The woman eyed Harbin, a glimmer of sick satisfaction in her eyes. “Two decades… I’ve spent two decades living in the shadows… fearing for my life… but now I’m free.”
The huntress raised her gaze away from Harbin and pinned it on Aya.
“Can you imagine what that was like?” she whispered, her voice thick with emotion that emanated from her in tangible waves. She looked down at her hands before wrapping her arms around herself, her fingers pressing into her arms through her thick black coat. “Slaughtering my friends… killing everyone I knew. All of us lived in fear, and my own fear grew worse with each letter or phone call I received that told me another was dead. Ten years ago the last call came… I was alone… the sole survivor.”
Aya had to bite her tongue to stop herself from saying the woman had brought it all on herself. She might have suffered, but her pain was nothing compared with what Harbin had been through, or what Aya had been through. Aya couldn’t find a single shred of sympathy for the bitch who had used him and had killed so many of her kin, and had subjected her and others to torturous experiments.
She schooled her features, hiding her rising anger from the woman and the witch, afraid that the male would sense it in her if she didn’t master her emotions and keep her head. She couldn’t screw things up now, when they were so close.
“I went into hiding out in the countryside, never leaving my home, afraid he would kill me if I set foot outside it.” The woman looked down at Harbin and sneered, her face twisting into darkness. “I couldn’t continue living that way… so I looked for assistance in securing my freedom. I wanted to live my life again… and now I can.”
The male beside the woman smirked, his red eyes glowing in the low light. There was an air of brimstone about him that was familiar now Aya had been to Hell. He must have come from that dark realm, bringing with him information about Harbin that the woman had used to her advantage. She had taken out a contract on Aya, offering it to Harbin’s guild, knowing he would take it and would expose himself, giving her an opportunity to kill him.
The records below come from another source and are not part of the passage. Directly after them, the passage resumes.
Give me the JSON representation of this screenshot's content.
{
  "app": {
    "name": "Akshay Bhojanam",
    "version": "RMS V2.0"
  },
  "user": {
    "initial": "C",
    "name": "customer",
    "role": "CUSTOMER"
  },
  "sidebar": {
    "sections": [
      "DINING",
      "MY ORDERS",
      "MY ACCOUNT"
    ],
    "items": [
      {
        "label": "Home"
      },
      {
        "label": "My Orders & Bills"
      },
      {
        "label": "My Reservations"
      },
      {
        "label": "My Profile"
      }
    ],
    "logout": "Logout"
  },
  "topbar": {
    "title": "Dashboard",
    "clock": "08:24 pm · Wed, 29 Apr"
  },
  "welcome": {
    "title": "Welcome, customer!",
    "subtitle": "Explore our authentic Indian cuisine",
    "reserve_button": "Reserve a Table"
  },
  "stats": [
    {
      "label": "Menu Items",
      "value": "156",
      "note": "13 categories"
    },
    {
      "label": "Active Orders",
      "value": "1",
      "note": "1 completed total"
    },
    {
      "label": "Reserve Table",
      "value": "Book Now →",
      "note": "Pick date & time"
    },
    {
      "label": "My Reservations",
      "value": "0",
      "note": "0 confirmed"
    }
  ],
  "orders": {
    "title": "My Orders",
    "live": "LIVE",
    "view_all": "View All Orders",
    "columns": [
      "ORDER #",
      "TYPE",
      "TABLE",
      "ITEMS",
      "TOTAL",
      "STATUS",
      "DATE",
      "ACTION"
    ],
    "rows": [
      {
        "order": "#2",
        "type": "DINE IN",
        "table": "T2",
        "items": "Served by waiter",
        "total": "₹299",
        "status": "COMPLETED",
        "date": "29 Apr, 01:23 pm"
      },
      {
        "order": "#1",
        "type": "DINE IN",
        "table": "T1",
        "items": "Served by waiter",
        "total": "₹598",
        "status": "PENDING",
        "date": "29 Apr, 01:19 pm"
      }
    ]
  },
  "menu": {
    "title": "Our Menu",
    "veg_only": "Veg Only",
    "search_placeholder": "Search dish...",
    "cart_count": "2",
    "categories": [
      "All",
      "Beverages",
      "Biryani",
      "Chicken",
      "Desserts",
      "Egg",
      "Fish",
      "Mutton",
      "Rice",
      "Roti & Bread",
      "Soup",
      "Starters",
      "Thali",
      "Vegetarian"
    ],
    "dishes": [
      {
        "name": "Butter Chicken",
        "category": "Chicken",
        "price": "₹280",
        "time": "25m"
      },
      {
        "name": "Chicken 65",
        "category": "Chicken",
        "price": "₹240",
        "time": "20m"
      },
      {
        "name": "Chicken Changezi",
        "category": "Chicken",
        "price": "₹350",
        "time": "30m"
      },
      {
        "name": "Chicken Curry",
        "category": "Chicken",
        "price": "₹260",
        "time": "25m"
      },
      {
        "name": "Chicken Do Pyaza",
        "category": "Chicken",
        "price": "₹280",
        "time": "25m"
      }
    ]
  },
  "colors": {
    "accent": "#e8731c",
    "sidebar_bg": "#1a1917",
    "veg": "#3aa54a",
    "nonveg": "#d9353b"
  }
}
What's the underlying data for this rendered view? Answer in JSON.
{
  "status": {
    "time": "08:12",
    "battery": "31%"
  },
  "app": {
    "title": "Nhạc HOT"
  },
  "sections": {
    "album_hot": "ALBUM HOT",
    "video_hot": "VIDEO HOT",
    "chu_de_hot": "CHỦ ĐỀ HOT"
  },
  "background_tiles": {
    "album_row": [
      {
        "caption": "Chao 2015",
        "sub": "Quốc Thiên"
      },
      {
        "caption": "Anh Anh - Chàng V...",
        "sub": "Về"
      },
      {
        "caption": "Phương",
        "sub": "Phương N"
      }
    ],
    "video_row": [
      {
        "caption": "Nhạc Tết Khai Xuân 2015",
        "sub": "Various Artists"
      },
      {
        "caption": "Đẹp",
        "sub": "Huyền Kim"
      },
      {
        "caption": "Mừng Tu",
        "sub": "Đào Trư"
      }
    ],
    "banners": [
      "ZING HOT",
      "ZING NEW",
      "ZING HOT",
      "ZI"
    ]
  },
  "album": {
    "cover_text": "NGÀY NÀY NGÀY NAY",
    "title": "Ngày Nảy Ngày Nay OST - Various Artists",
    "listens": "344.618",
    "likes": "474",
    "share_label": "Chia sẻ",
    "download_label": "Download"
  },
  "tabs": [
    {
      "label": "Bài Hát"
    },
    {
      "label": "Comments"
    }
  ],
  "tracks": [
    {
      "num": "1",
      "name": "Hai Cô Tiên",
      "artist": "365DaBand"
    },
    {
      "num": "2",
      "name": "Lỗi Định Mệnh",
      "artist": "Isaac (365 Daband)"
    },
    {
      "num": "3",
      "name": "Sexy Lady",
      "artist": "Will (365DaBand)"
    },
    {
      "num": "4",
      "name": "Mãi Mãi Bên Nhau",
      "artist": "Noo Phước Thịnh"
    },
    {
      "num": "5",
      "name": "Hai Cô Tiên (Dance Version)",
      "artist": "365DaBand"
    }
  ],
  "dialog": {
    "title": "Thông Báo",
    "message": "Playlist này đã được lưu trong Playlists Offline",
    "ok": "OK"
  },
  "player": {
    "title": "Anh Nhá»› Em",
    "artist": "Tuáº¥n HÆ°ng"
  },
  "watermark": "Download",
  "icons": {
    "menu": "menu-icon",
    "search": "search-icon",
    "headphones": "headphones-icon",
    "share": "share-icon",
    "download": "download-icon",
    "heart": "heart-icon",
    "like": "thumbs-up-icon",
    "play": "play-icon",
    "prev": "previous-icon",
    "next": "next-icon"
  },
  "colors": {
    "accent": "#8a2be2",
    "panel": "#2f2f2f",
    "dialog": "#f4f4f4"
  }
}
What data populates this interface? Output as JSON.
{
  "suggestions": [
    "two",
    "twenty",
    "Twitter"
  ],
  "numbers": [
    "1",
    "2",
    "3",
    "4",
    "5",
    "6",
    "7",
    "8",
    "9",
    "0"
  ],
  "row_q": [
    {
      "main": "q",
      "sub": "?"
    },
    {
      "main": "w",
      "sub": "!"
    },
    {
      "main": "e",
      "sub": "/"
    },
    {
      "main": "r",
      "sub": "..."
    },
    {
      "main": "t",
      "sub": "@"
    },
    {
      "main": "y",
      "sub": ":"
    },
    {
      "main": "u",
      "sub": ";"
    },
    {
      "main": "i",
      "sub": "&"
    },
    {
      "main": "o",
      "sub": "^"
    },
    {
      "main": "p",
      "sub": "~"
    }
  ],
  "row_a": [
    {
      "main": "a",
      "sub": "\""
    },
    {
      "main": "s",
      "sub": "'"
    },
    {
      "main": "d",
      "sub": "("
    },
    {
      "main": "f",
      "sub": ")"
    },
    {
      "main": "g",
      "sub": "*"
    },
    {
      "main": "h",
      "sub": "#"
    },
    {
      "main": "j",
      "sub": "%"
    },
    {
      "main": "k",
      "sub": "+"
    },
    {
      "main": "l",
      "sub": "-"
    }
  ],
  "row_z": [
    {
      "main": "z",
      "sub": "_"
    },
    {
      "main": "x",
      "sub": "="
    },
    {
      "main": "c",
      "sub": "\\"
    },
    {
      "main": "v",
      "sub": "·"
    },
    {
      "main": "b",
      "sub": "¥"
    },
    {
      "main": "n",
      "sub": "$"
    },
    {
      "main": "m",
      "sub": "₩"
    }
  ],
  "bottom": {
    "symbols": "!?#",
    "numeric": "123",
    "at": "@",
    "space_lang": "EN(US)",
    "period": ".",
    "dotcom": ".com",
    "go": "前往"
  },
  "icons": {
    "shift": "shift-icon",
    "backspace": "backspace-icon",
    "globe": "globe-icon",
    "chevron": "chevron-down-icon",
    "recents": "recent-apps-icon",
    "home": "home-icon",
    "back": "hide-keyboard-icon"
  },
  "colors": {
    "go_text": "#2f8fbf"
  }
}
The huntress crouched beside Harbin, her green eyes fixed on him, a strange sombre edge to her expression as she studied him.
“I had wanted the kill. I had wanted to deal with him as I should have back then.” Her voice turned distant, as if her memories had taken hold of her and she was reliving them. “I had been too soft… charmed by him… a foolish young woman who had allowed her emotions to get the better of her.”
She lifted her head and looked over Harbin to Aya.
“You know how that feels though, don’t you?” The cold edge to her green eyes chilled Aya and rang warning bells in her head, her heart screaming that the woman was on to her and knew this was a trap, that any moment now the witch would attack her or Harbin when he was vulnerable.
Aya glared down at Harbin. “I was an idiot once… like so many other females. I fell under his spell and he betrayed me.”
The huntress smiled and then sighed as she looked back down at Harbin. “We both fell under his spell… and we have both regretted it ever since. I should have remained detached and professional, but I failed. I couldn’t bring myself to kill him after drugging him… he had been so handsome… he still is handsome… but I suppose that is a weapon he employs to slay many women.”